Category: Glomerular Diseases

  • 1203 Glomerular Diseases: Clinical, Outcomes, and Trials

Authors

  • Doshi, Neal, University of Michigan, Ann Arbor, Michigan, United States
  • Larkina, Maria, University of Michigan, Ann Arbor, Michigan, United States
  • Nast, Cynthia C., Cedars-Sinai Medical Center, Los Angeles, California, United States
  • Hou, Jean, Cedars-Sinai Medical Center, Los Angeles, California, United States
  • Laurin, Louis-Philippe, Hopital Maisonneuve-Rosemont, Montreal, Quebec, Canada
  • Eddy, Sean, University of Michigan, Ann Arbor, Michigan, United States
  • Kretzler, Matthias, University of Michigan, Ann Arbor, Michigan, United States
  • Nachman, Patrick H., University of Minnesota, Minneapolis, Minnesota, United States
  • Mariani, Laura H., University of Michigan, Ann Arbor, Michigan, United States
Background

Perihilar (PH) FSGS is hypothesized to be a result of podocyte loss from secondary causes including obesity, hypertension and low nephron mass.

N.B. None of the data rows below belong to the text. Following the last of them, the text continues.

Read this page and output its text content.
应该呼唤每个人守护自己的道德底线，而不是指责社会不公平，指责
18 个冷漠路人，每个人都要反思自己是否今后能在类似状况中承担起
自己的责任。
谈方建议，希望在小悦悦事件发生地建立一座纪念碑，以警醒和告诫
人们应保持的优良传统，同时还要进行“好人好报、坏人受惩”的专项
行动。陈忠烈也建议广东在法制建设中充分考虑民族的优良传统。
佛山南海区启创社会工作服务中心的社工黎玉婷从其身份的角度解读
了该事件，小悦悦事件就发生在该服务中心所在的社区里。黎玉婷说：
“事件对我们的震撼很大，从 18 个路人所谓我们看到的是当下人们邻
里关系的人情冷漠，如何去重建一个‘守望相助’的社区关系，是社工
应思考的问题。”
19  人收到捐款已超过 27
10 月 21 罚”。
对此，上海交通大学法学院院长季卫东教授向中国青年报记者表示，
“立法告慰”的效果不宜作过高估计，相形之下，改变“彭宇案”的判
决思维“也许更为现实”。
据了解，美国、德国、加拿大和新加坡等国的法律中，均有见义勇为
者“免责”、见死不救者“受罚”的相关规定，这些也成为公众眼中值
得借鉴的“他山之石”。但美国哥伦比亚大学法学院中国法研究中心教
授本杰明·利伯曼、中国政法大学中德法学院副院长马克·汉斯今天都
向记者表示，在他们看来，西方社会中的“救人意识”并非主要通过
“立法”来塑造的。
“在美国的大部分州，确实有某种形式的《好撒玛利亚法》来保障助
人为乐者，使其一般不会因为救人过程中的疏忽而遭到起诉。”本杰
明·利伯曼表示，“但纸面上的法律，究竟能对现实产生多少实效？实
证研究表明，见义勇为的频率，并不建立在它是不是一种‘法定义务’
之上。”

It is assumed to have a more favorable outcome than the immune mediated subtypes of FSGS, including FSGS NOS, but prior studies have included a referral population more likely to have a severe phenotype.

Methods

NEPTUNE is a multi-site observational cohort study of children and adults with nephrotic syndrome, enrolled at the time of clinically indicated renal biopsy. Cox models for time to either remission [defined as urine protein to creatinine ratio (UPCR <0.3mg/mg)] or ESRD/40% eGFR decline were adjusted for age, GFR, uPCR, race, and sex. Genomewide mRNA expression data from kidney biopsy tissue was generated using Affymetrx 2.1 ST platform. Differentially expressed genes (FDR <1%) for perihilar FSGS compared to all other subtypes was determined using Significance Analysis of Microarrays (SAM).

Results

Among 111 patients with FSGS, 28 were PH, 19 Collapsing, 13 Tip, and 51 NOS. Gene expression was available from the glomerulus compartment for 39 patients and from tubulointerstitial compartment for 56. Comparing PH to NOS subtype, there were no differences in obesity (71% vs 78%), edema (32% vs. 36%), or hypertension (25% vs. 38%). 52% of patiehts with a PH lesion had >50% foot process effacement. Adjusted survival models showed no difference in time to complete remission or loss of eGFR between PH and NOS subtypes (p-value 0.88 and 0.22, respectively) [Fig 1]. Only 3 glomerular (of 25,583) and 6 tubular genes (of 23,397) were differentially expressed between PH vs other subtypes.

Conclusion

Patients with PH lesions as defined by the Columbia classification criteria had similar clinical presentations, rate of remission and loss of GFR as compared to the NOS subtype. The tissue molecular profile was also similar for PH patients as compared to other subtypes, raising the possibility that the mechanism of underlying tissue damage may be shared across the subtypes despite heterogeneous initial insults and varied pathologic categories.